Flat Minima and Generalization: Insights from Stochastic Convex Optimization
Schliserman, Matan, Vansover-Hager, Shira, Koren, Tomer
Understanding the generalization behavior of learning algorithms is a central goal of learning theory. A recently emerging explanation is that learning algorithms are successful in practice because they converge to flat minima, which have been consistently associated with improved generalization performance. In this work, we study the link between flat minima and generalization in the canonical setting of stochastic convex optimization with a non-negative, $β$-smooth objective. Our first finding is that, even in this fundamental and well-studied setting, flat empirical minima may incur trivial $Ω(1)$ population risk while sharp minima generalizes optimally. Then, we show that this poor generalization behavior extends to two natural ''sharpness-aware'' algorithms originally proposed by Foret et al. (2021), designed to bias optimization toward flat solutions: Sharpness-Aware Gradient Descent (SA-GD) and Sharpness-Aware Minimization (SAM).
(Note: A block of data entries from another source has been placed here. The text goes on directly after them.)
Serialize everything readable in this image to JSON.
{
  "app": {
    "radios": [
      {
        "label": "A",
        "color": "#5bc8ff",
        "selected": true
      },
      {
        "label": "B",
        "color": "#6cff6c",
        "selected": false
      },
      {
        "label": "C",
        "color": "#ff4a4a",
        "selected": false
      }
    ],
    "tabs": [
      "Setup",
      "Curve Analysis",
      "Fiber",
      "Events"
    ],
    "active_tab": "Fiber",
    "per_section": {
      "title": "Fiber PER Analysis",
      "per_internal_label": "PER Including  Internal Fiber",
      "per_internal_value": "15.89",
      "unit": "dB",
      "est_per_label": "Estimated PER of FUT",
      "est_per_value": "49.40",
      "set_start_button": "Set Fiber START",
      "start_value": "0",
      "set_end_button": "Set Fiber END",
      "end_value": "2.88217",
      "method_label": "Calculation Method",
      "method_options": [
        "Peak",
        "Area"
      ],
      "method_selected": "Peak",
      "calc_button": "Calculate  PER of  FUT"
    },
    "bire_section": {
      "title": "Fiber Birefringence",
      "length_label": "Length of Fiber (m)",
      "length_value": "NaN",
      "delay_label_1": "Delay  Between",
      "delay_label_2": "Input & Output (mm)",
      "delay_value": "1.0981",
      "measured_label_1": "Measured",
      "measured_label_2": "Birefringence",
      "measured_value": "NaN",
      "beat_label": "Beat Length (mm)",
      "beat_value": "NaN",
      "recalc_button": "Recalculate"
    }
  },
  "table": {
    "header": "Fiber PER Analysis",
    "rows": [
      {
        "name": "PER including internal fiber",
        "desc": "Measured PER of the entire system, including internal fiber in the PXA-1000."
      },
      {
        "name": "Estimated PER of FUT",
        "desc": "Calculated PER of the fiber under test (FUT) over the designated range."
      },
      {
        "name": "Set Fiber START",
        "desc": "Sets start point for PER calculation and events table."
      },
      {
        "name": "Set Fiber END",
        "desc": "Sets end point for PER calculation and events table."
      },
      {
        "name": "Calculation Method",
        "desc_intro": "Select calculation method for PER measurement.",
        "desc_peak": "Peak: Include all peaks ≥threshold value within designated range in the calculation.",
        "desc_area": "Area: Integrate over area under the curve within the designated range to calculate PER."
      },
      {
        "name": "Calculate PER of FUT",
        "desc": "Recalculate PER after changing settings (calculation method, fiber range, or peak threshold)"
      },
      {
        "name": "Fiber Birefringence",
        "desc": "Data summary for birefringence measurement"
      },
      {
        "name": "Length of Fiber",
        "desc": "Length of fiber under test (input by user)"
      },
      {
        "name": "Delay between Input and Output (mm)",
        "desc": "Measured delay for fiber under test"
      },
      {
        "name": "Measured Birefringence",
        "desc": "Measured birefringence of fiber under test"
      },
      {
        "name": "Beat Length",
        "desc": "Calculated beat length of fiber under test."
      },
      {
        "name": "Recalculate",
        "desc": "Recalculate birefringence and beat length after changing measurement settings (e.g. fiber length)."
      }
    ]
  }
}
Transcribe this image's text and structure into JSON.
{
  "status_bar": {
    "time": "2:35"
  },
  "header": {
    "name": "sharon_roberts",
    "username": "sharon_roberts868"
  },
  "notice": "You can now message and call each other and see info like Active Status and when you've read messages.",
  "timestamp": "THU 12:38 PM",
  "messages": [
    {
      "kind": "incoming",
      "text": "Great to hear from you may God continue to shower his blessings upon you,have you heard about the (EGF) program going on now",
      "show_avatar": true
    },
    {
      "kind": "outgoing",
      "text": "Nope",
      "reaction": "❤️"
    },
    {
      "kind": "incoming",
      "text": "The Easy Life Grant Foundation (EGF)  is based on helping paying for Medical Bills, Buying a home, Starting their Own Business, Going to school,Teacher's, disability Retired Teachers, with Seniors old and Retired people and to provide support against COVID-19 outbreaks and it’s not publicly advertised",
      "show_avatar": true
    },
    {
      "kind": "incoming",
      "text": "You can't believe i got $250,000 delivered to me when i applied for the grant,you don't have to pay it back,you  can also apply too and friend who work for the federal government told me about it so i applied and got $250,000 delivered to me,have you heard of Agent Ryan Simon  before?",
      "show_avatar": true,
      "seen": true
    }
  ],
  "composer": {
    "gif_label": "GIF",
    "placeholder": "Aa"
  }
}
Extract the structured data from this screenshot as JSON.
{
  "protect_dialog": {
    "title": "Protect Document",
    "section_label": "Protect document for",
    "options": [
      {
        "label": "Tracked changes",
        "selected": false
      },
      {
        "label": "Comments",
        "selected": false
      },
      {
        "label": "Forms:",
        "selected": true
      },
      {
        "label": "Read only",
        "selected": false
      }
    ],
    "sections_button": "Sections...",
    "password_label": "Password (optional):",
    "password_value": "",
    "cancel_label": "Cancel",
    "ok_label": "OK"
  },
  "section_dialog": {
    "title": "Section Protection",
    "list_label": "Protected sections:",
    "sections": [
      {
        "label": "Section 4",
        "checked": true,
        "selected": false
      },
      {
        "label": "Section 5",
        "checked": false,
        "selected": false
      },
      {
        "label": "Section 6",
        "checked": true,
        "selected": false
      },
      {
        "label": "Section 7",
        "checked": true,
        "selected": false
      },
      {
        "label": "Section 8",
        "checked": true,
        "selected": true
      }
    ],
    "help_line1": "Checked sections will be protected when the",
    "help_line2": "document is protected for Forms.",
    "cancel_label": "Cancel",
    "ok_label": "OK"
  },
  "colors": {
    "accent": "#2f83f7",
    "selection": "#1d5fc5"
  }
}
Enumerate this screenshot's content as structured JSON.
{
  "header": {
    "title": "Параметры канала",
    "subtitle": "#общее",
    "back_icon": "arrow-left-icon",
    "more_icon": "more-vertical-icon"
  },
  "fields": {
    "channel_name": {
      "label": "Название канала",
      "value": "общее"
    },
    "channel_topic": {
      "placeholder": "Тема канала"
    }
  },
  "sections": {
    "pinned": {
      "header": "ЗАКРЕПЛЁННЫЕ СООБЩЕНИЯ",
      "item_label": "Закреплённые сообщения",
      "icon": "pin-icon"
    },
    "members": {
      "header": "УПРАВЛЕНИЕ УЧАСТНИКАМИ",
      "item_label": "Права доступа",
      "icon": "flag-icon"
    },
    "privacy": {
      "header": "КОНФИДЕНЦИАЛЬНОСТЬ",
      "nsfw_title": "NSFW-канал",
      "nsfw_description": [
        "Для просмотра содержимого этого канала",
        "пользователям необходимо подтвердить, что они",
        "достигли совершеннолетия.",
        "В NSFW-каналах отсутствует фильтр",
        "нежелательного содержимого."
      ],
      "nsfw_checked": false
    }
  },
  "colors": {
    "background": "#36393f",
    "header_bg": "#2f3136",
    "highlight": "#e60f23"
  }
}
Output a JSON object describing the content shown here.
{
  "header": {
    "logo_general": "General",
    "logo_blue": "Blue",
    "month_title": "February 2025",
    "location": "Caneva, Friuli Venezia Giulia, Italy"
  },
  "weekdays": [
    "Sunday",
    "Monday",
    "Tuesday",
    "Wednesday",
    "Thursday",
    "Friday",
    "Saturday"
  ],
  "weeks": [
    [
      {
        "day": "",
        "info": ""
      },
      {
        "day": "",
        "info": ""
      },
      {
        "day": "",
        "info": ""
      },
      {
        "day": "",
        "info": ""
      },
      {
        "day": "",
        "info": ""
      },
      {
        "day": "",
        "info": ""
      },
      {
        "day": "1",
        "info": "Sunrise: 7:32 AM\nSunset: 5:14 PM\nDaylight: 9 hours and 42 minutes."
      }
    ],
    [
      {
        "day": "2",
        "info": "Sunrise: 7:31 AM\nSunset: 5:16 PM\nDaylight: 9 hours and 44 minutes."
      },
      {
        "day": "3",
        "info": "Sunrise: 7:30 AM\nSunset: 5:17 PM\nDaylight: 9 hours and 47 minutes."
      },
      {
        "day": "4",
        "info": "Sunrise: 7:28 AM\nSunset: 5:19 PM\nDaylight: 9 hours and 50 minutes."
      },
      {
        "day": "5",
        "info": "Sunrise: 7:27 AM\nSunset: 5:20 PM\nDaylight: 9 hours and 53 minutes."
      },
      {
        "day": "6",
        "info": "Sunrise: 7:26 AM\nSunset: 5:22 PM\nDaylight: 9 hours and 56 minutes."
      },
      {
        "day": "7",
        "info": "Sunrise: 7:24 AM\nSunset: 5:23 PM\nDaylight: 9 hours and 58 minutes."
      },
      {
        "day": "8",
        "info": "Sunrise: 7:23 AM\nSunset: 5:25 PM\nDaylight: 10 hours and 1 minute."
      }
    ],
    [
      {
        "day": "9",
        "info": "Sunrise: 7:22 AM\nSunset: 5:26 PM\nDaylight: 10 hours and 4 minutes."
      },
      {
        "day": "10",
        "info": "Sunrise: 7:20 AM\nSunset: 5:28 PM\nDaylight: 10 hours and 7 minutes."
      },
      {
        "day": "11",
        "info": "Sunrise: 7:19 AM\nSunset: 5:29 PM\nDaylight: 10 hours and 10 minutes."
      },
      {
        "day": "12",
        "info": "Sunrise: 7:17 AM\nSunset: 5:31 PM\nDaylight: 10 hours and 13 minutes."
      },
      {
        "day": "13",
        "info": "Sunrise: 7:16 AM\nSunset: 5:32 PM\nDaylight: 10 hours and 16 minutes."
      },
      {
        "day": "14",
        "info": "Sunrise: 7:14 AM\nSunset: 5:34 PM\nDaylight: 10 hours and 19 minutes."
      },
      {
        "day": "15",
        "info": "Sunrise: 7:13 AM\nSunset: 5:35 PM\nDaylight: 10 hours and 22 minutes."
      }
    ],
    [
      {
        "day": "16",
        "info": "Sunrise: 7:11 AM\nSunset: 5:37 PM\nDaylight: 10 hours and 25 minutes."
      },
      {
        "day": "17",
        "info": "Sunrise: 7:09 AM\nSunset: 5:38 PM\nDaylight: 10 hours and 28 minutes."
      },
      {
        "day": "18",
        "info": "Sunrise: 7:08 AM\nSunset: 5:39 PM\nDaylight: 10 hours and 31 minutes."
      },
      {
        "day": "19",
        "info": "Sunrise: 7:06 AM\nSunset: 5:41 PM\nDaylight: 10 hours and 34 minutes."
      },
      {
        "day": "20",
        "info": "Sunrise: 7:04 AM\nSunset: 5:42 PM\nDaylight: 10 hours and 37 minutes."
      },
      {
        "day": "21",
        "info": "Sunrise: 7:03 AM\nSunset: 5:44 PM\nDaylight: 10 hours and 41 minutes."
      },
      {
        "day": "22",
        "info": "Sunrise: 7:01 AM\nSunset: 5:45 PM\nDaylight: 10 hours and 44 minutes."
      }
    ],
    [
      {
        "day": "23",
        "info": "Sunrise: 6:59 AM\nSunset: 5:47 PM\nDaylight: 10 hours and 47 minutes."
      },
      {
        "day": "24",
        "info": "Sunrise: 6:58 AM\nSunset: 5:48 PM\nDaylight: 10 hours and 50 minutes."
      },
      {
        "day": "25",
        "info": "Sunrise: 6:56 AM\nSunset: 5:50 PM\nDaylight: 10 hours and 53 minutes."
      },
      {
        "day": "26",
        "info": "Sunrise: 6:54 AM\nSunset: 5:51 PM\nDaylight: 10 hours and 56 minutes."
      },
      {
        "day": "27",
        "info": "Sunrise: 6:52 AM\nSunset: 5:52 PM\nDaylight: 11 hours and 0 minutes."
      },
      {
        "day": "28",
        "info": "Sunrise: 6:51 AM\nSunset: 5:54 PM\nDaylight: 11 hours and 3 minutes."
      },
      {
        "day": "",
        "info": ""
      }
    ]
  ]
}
For SA-GD, which performs gradient steps on the maximal loss in a predefined neighborhood, we prove that while it successfully converges to a flat minimum at a fast rate, the population risk of the solution can still be as large as $Ω(1)$, indicating that even flat minima found algorithmically using a sharpness-aware gradient method might generalize poorly. For SAM, a computationally efficient approximation of SA-GD based on normalized ascent steps, we show that although it minimizes the empirical loss, it may converge to a sharp minimum and also incur population risk $Ω(1)$. Finally, we establish population risk upper bounds for both SA-GD and SAM using algorithmic stability techniques.